Meskipun secara normatif telah diatur dalam sejumlah peraturan perundang-undangan mengenai tindakan bullying maupun cyberbullying, Namun kondisi penerapan hukum terkait kasus bullying maupun cyberbullying di masyarakat Indonesia masih menghadapi berbagai tantangan. Dalam praktiknya, penanganan kasus bullying maupun cyberbullying sering kali belum berjalan optimal karena adanya kurangnya kesadaran hukum, baik dari masyarakat, pihak sekolah, maupun aparat penegak hukum. Banyak kasus perundungan, terutama di lingkungan pendidikan, tidak dilaporkan karena dianggap hal yang "biasa", "sekadar bercanda", atau "urusan internal sekolah". Akibatnya, banyak korban memilih diam karena takut dikucilkan, tidak dipercaya, atau bahkan mengalami tekanan sosial. Selain itu, aparat penegak hukum kadang menghadapi kesulitan dalam membuktikan unsur-unsur bullying, terutama dalam kasus cyberbullying, yang melibatkan alat bukti digital dan memerlukan keahlian teknis tertentu. Dalam beberapa kasus yang berhasil sampai ke ranah hukum, proses penyelesaian sering ditempuh melalui pendekatan restorative justice, yaitu penyelesaian di luar pengadilan dengan melibatkan pelaku, korban, dan pihak terkait untuk mencapai kesepakatan damai, terutama jika pelakunya masih di bawah umur. Namun demikian, penerapan restorative justice ini juga menimbulkan perdebatan karena dianggap belum memberikan efek jera bagi pelaku. Secara umum, penerapan hukum terhadap bullying di Indonesia masih memerlukan penguatan di aspek preventif dan edukatif, seperti sosialisasi hukum, peningkatan kapasitas sekolah dalam menangani kasus kekerasan, serta pelatihan bagi aparat dalam mengidentifikasi dan menindak pelaku perundungan. Meskipun sudah ada sejumlah kasus yang berhasil ditindak sesuai ketentuan UU Perlindungan Anak dan UU ITE, upaya penegakan hukum tetap perlu diperkuat agar dapat memberikan efek jera bagi pelaku sekaligus perlindungan yang maksimal bagi korban. Dengan demikian, diperlukan sinergi antara penegak hukum, lembaga pendidikan, orang tua, dan masyarakat untuk menciptakan lingkungan yang aman dan bebas dari segala bentuk bullying.
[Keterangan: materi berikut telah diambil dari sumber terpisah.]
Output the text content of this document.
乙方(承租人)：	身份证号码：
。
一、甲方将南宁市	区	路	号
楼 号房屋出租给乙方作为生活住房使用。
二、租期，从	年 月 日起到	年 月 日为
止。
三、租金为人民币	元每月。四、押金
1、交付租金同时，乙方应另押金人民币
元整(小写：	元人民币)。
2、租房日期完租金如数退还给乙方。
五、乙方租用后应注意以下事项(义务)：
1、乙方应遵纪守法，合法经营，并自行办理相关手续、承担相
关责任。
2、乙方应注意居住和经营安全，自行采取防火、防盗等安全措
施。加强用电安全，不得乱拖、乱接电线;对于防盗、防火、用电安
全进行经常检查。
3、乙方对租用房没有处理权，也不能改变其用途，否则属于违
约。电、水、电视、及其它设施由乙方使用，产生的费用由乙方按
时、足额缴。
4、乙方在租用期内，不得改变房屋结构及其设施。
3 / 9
Salah satu persoalan krusial dalam kasus bullying adalah masih banyaknya korban yang merasa takut untuk melapor, sehingga kondisi ini menjadi hambatan serius dalam upaya penegakan hukum serta perlindungan terhadap korban . Banyak korban bullying, terutama di kalangan anak-anak dan remaja, memilih untuk diam karena merasa takut, malu, atau tidak percaya bahwa laporan mereka akan ditindaklanjuti dengan adil. Rasa takut tersebut sering kali disebabkan oleh ancaman dari pelaku, tekanan sosial dari teman sebaya, atau bahkan minimnya dukungan dari lingkungan sekitar, termasuk keluarga dan pihak sekolah. Sebagian korban khawatir jika melapor justru akan memperburuk keadaan, seperti menjadi bahan ejekan, dikucilkan, atau mengalami perundungan yang lebih parah. Selain faktor psikologis, keresahan ini juga diperkuat oleh kurangnya respons cepat dan empati dari pihak berwenang. Dalam beberapa kasus, laporan bullying dianggap sebagai masalah ringan atau hanya sekadar "konflik antar teman", sehingga tidak ditindaklanjuti secara serius. Akibatnya, korban kehilangan keberanian untuk mencari keadilan dan memilih untuk menanggung penderitaan secara diam-diam. Kondisi ini sangat memprihatinkan karena dapat menimbulkan dampak psikologis jangka panjang, seperti trauma, depresi, bahkan keinginan untuk mengakhiri hidup. Fenomena ini menunjukkan pentingnya peran keluarga, sekolah, dan masyarakat dalam menciptakan lingkungan yang aman dan suportif bagi korban untuk berbicara. Dukungan emosional, pendampingan hukum, dan edukasi mengenai hak-hak korban harus terus diperkuat agar mereka tidak lagi merasa takut atau malu untuk melapor. Selain itu, aparat penegak hukum dan lembaga pendidikan perlu menerapkan mekanisme pelaporan yang ramah korban serta menjamin kerahasiaan identitas pelapor, sehingga korban merasa terlindungi dan berani menyuarakan pengalaman mereka. Dengan demikian, keresahan korban yang takut melapor dapat diminimalisir dan budaya diam terhadap kekerasan dapat diubah menjadi budaya peduli dan berani melawan perundungan.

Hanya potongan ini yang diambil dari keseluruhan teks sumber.